Europe’s three centuries between 1500 and 1800 represent for historians one of the most exciting and challenging periods for study.  Marked at one end by the cultural ferment of the Renaissance and the Reformation, and at the other by the Scientific Revolution and the Enlightenment, this three-hundred-year span was a time of incredible intellectual vitality.  In it, many of the issues that would come to dominate European and eventually the world’s concerns were first encountered and developed – such concepts as secularization, industrialization, and globalization all had their roots in these centuries.  This was the time when Europeans went out to meet the world, with all the consequences that have reverberated down to the present day.
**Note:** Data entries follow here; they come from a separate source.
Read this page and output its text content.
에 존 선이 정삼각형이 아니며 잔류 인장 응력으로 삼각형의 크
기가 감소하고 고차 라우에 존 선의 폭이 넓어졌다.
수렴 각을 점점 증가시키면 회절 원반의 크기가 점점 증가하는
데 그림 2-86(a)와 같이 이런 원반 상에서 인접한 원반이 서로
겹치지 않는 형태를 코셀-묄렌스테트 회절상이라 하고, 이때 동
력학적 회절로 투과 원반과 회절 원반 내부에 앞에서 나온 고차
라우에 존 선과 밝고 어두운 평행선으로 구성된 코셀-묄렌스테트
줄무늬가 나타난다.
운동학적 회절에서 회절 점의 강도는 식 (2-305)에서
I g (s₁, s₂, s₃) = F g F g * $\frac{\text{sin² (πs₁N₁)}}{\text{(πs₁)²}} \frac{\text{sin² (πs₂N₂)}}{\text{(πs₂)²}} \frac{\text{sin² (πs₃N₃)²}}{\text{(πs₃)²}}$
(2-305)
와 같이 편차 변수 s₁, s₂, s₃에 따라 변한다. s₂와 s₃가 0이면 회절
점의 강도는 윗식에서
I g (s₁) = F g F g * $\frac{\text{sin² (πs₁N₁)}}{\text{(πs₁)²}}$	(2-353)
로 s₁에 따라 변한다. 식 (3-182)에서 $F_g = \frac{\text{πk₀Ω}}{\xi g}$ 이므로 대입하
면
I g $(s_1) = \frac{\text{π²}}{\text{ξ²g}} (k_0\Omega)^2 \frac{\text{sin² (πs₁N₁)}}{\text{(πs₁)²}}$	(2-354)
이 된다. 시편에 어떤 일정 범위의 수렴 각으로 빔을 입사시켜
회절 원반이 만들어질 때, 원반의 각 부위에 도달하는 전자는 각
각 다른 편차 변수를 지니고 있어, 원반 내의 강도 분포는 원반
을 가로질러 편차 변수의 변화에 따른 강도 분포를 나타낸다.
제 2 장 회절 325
the enlightenment period - two people at a table

In historiographic terms early-modern Europe offers unique opportunities to scholars.  It was a time when burgeoning governments, churches, and institutions produced for the first time an immense paper trail of life – published thought, legal documents, bureaucratic records – all aided by the new printing industry and operating on a scale never seen before in human society.  At the same time, early-modern Europe still retained many of the customs and standards of “the world we have lost” – a preindustrial time that was in many ways the direct cultural and technological descendant of the pre-Christian era.  This intersection of ancient traditions and behaviors with advanced forms of data collecting and record keeping has made early-modern Europe especially appreciated by historical anthropologists and ethnographers, who explore it to understand a time when magic was the equal of medicine; when honor still held sway on the battlefield; and when the world was an immensity waiting to be explored, conquered, comprehended and converted.

At OSU, the study and teaching of early-modern Europe is the full-time interest of five senior professors.  Their interests range from political, social, and military revolutions to the birth or rebirth of science, magic, and religion.  They have studied early-modern sports, tourism, belief systems, heresy, economics, warfare, and space travel.  Between them they have published over forty books and won most of the scholarly prizes available in the profession.  They have trained hundreds of undergraduate history majors and a great many graduate students, in lecture courses and seminars.